- Pitcher
- Born: March 5, 1924 La Esperanza, Cuba
- Died: December 25, 2001 (aged 77) La Habana, Cuba
- Batted: RightThrew: Right

MLB debut
- April 19, 1948, for the Washington Senators

Last MLB appearance
- May 31, 1948, for the Washington Senators

MLB statistics
- Win–loss record: 0–0
- Earned run average: 17.18
- Inning pitched: 3+2⁄3
- Stats at Baseball Reference

Teams
- Washington Senators (1948);

= Ramón García (1940s pitcher) =

Cuban baseball player (1924-2001)

Ramón García García (March 5, 1924 – December 25, 2001) was a Cuban professional baseball player. He appeared in four Major League games as a relief pitcher for the Washington Senators during the season. Listed at 5 ft 10 in tall and 170 lb, García batted and threw right-handed. He was born in La Esperanza, Cuba.

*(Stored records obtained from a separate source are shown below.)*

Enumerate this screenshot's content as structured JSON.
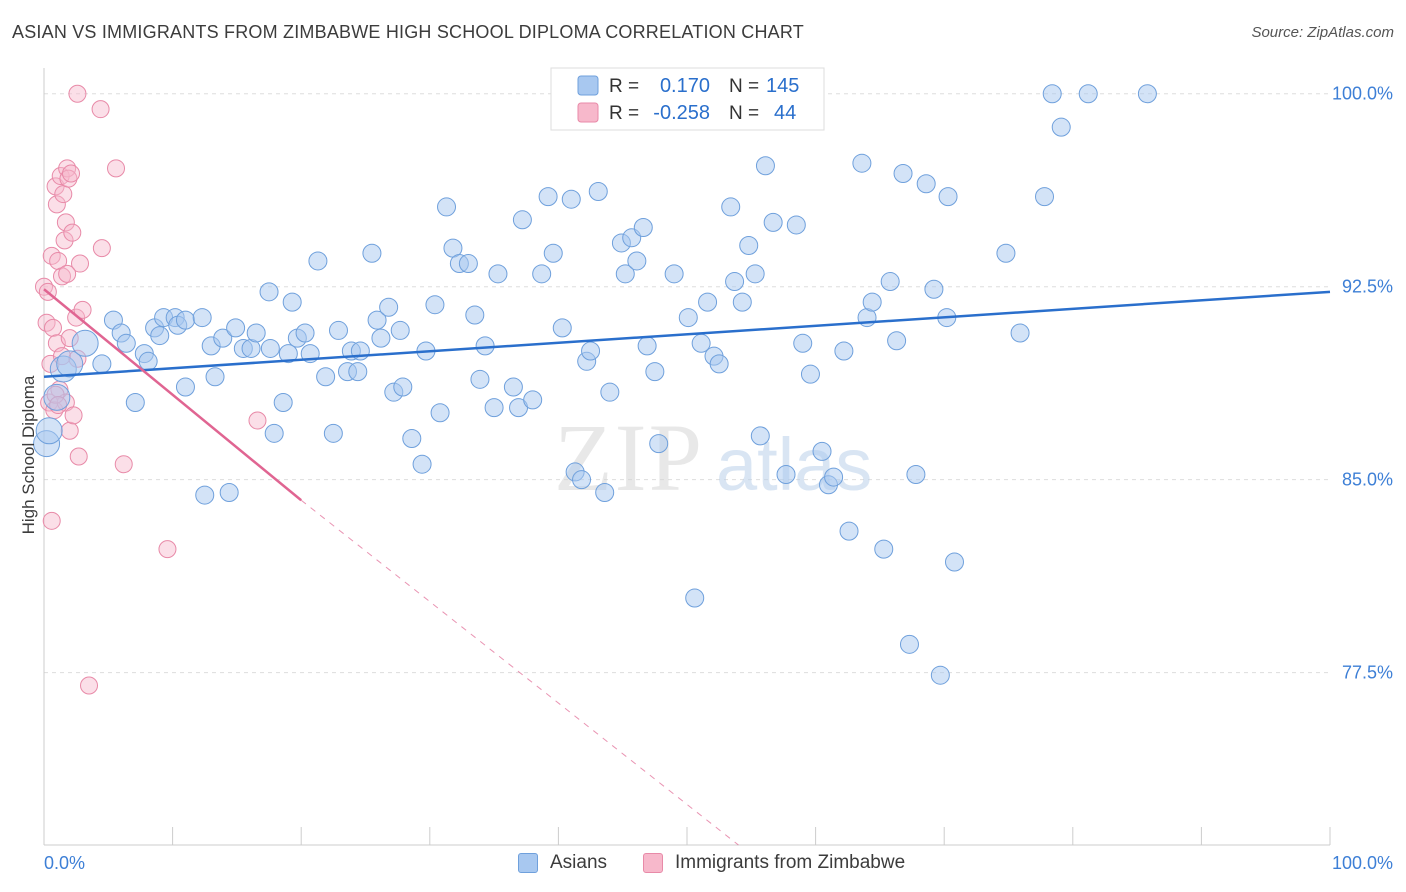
{
  "header": {
    "title": "ASIAN VS IMMIGRANTS FROM ZIMBABWE HIGH SCHOOL DIPLOMA CORRELATION CHART",
    "source": "Source: ZipAtlas.com"
  },
  "watermark": {
    "zip": "ZIP",
    "atlas": "atlas"
  },
  "legend_top": {
    "rows": [
      {
        "r_label": "R =",
        "r_value": "0.170",
        "n_label": "N =",
        "n_value": "145"
      },
      {
        "r_label": "R =",
        "r_value": "-0.258",
        "n_label": "N =",
        "n_value": "44"
      }
    ]
  },
  "colors": {
    "asian_fill": "#a8c8f0",
    "asian_stroke": "#6fa0dc",
    "asian_line": "#2a6fcc",
    "zimbabwe_fill": "#f7b8cb",
    "zimbabwe_stroke": "#e88aa8",
    "zimbabwe_line": "#e06592",
    "axis_label": "#3d7fd6",
    "grid": "#dddddd"
  },
  "chart_data": {
    "type": "scatter",
    "title": "ASIAN VS IMMIGRANTS FROM ZIMBABWE HIGH SCHOOL DIPLOMA CORRELATION CHART",
    "xlabel": "",
    "ylabel": "High School Diploma",
    "xlim": [
      0,
      100
    ],
    "ylim": [
      70.8,
      101.0
    ],
    "x_tick_labels": [
      "0.0%",
      "100.0%"
    ],
    "y_ticks": [
      77.5,
      85.0,
      92.5,
      100.0
    ],
    "y_tick_labels": [
      "77.5%",
      "85.0%",
      "92.5%",
      "100.0%"
    ],
    "grid": true,
    "legend_position": "bottom",
    "series": [
      {
        "name": "Asians",
        "r": 0.17,
        "n": 145,
        "trend": {
          "x": [
            0,
            100
          ],
          "y": [
            89.0,
            92.3
          ]
        },
        "points": [
          [
            0.2,
            86.4
          ],
          [
            0.4,
            86.9
          ],
          [
            1.0,
            88.2
          ],
          [
            1.5,
            89.3
          ],
          [
            2.0,
            89.5
          ],
          [
            3.2,
            90.3
          ],
          [
            4.5,
            89.5
          ],
          [
            5.4,
            91.2
          ],
          [
            6.0,
            90.7
          ],
          [
            6.4,
            90.3
          ],
          [
            7.1,
            88.0
          ],
          [
            7.8,
            89.9
          ],
          [
            8.1,
            89.6
          ],
          [
            8.6,
            90.9
          ],
          [
            9.0,
            90.6
          ],
          [
            9.3,
            91.3
          ],
          [
            10.2,
            91.3
          ],
          [
            10.4,
            91.0
          ],
          [
            11.0,
            91.2
          ],
          [
            11.0,
            88.6
          ],
          [
            12.3,
            91.3
          ],
          [
            12.5,
            84.4
          ],
          [
            13.0,
            90.2
          ],
          [
            13.3,
            89.0
          ],
          [
            13.9,
            90.5
          ],
          [
            14.4,
            84.5
          ],
          [
            14.9,
            90.9
          ],
          [
            15.5,
            90.1
          ],
          [
            16.1,
            90.1
          ],
          [
            16.5,
            90.7
          ],
          [
            17.5,
            92.3
          ],
          [
            17.6,
            90.1
          ],
          [
            17.9,
            86.8
          ],
          [
            18.6,
            88.0
          ],
          [
            19.0,
            89.9
          ],
          [
            19.3,
            91.9
          ],
          [
            19.7,
            90.5
          ],
          [
            20.3,
            90.7
          ],
          [
            20.7,
            89.9
          ],
          [
            21.3,
            93.5
          ],
          [
            21.9,
            89.0
          ],
          [
            22.5,
            86.8
          ],
          [
            22.9,
            90.8
          ],
          [
            23.6,
            89.2
          ],
          [
            23.9,
            90.0
          ],
          [
            24.4,
            89.2
          ],
          [
            24.6,
            90.0
          ],
          [
            25.5,
            93.8
          ],
          [
            25.9,
            91.2
          ],
          [
            26.2,
            90.5
          ],
          [
            26.8,
            91.7
          ],
          [
            27.2,
            88.4
          ],
          [
            27.7,
            90.8
          ],
          [
            27.9,
            88.6
          ],
          [
            28.6,
            86.6
          ],
          [
            29.4,
            85.6
          ],
          [
            29.7,
            90.0
          ],
          [
            30.4,
            91.8
          ],
          [
            30.8,
            87.6
          ],
          [
            31.3,
            95.6
          ],
          [
            31.8,
            94.0
          ],
          [
            32.3,
            93.4
          ],
          [
            33.0,
            93.4
          ],
          [
            33.5,
            91.4
          ],
          [
            33.9,
            88.9
          ],
          [
            34.3,
            90.2
          ],
          [
            35.0,
            87.8
          ],
          [
            35.3,
            93.0
          ],
          [
            36.5,
            88.6
          ],
          [
            36.9,
            87.8
          ],
          [
            37.2,
            95.1
          ],
          [
            38.0,
            88.1
          ],
          [
            38.7,
            93.0
          ],
          [
            39.2,
            96.0
          ],
          [
            39.6,
            93.8
          ],
          [
            40.3,
            90.9
          ],
          [
            41.0,
            95.9
          ],
          [
            41.3,
            85.3
          ],
          [
            41.8,
            85.0
          ],
          [
            42.2,
            89.6
          ],
          [
            42.5,
            90.0
          ],
          [
            43.1,
            96.2
          ],
          [
            43.6,
            84.5
          ],
          [
            44.0,
            88.4
          ],
          [
            44.9,
            94.2
          ],
          [
            45.2,
            93.0
          ],
          [
            45.7,
            94.4
          ],
          [
            46.1,
            93.5
          ],
          [
            46.6,
            94.8
          ],
          [
            46.9,
            90.2
          ],
          [
            47.5,
            89.2
          ],
          [
            47.8,
            86.4
          ],
          [
            49.0,
            93.0
          ],
          [
            50.1,
            91.3
          ],
          [
            50.6,
            80.4
          ],
          [
            51.1,
            90.3
          ],
          [
            51.6,
            91.9
          ],
          [
            52.1,
            89.8
          ],
          [
            52.5,
            89.5
          ],
          [
            53.4,
            95.6
          ],
          [
            53.7,
            92.7
          ],
          [
            54.3,
            91.9
          ],
          [
            54.8,
            94.1
          ],
          [
            55.3,
            93.0
          ],
          [
            55.7,
            86.7
          ],
          [
            56.1,
            97.2
          ],
          [
            56.7,
            95.0
          ],
          [
            57.7,
            85.2
          ],
          [
            58.5,
            94.9
          ],
          [
            59.0,
            90.3
          ],
          [
            59.6,
            89.1
          ],
          [
            60.5,
            86.1
          ],
          [
            61.0,
            84.8
          ],
          [
            61.4,
            85.1
          ],
          [
            62.2,
            90.0
          ],
          [
            62.6,
            83.0
          ],
          [
            63.6,
            97.3
          ],
          [
            64.0,
            91.3
          ],
          [
            64.4,
            91.9
          ],
          [
            65.3,
            82.3
          ],
          [
            65.8,
            92.7
          ],
          [
            66.3,
            90.4
          ],
          [
            66.8,
            96.9
          ],
          [
            67.3,
            78.6
          ],
          [
            67.8,
            85.2
          ],
          [
            68.6,
            96.5
          ],
          [
            69.2,
            92.4
          ],
          [
            69.7,
            77.4
          ],
          [
            70.2,
            91.3
          ],
          [
            70.3,
            96.0
          ],
          [
            70.8,
            81.8
          ],
          [
            74.8,
            93.8
          ],
          [
            75.9,
            90.7
          ],
          [
            77.8,
            96.0
          ],
          [
            78.4,
            100.0
          ],
          [
            79.1,
            98.7
          ],
          [
            81.2,
            100.0
          ],
          [
            85.8,
            100.0
          ]
        ]
      },
      {
        "name": "Immigrants from Zimbabwe",
        "r": -0.258,
        "n": 44,
        "trend": {
          "x": [
            0,
            20
          ],
          "y": [
            92.4,
            84.2
          ]
        },
        "trend_dashed": {
          "x": [
            20,
            54
          ],
          "y": [
            84.2,
            70.8
          ]
        },
        "points": [
          [
            0.0,
            92.5
          ],
          [
            0.2,
            91.1
          ],
          [
            0.3,
            92.3
          ],
          [
            0.4,
            88.0
          ],
          [
            0.5,
            89.5
          ],
          [
            0.6,
            93.7
          ],
          [
            0.7,
            90.9
          ],
          [
            0.8,
            87.7
          ],
          [
            0.9,
            96.4
          ],
          [
            1.0,
            95.7
          ],
          [
            1.0,
            90.3
          ],
          [
            1.1,
            93.5
          ],
          [
            1.2,
            88.5
          ],
          [
            1.3,
            96.8
          ],
          [
            1.4,
            92.9
          ],
          [
            1.4,
            89.8
          ],
          [
            1.5,
            96.1
          ],
          [
            1.6,
            94.3
          ],
          [
            1.7,
            95.0
          ],
          [
            1.7,
            88.0
          ],
          [
            1.8,
            97.1
          ],
          [
            1.9,
            96.7
          ],
          [
            2.0,
            90.5
          ],
          [
            2.0,
            86.9
          ],
          [
            2.1,
            96.9
          ],
          [
            2.2,
            94.6
          ],
          [
            2.3,
            87.5
          ],
          [
            2.5,
            91.3
          ],
          [
            2.6,
            89.7
          ],
          [
            2.8,
            93.4
          ],
          [
            3.0,
            91.6
          ],
          [
            1.8,
            93.0
          ],
          [
            0.6,
            83.4
          ],
          [
            0.9,
            88.3
          ],
          [
            1.1,
            87.9
          ],
          [
            2.7,
            85.9
          ],
          [
            2.6,
            100.0
          ],
          [
            3.5,
            77.0
          ],
          [
            4.4,
            99.4
          ],
          [
            4.5,
            94.0
          ],
          [
            5.6,
            97.1
          ],
          [
            6.2,
            85.6
          ],
          [
            9.6,
            82.3
          ],
          [
            16.6,
            87.3
          ]
        ]
      }
    ]
  },
  "legend_bottom": {
    "items": [
      {
        "label": "Asians"
      },
      {
        "label": "Immigrants from Zimbabwe"
      }
    ]
  }
}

García posted a 17.18 earned run average and did not have a decision in four relief appearances, giving up seven runs on eleven hits and four walks while striking out two in 3 2/3 innings of work.

He also pitched in minor league baseball from 1948 through 1953, posting a 49–36 record and a 3.76 ERA in 153 games.

García died in La Habana, Cuba, at the age of 77.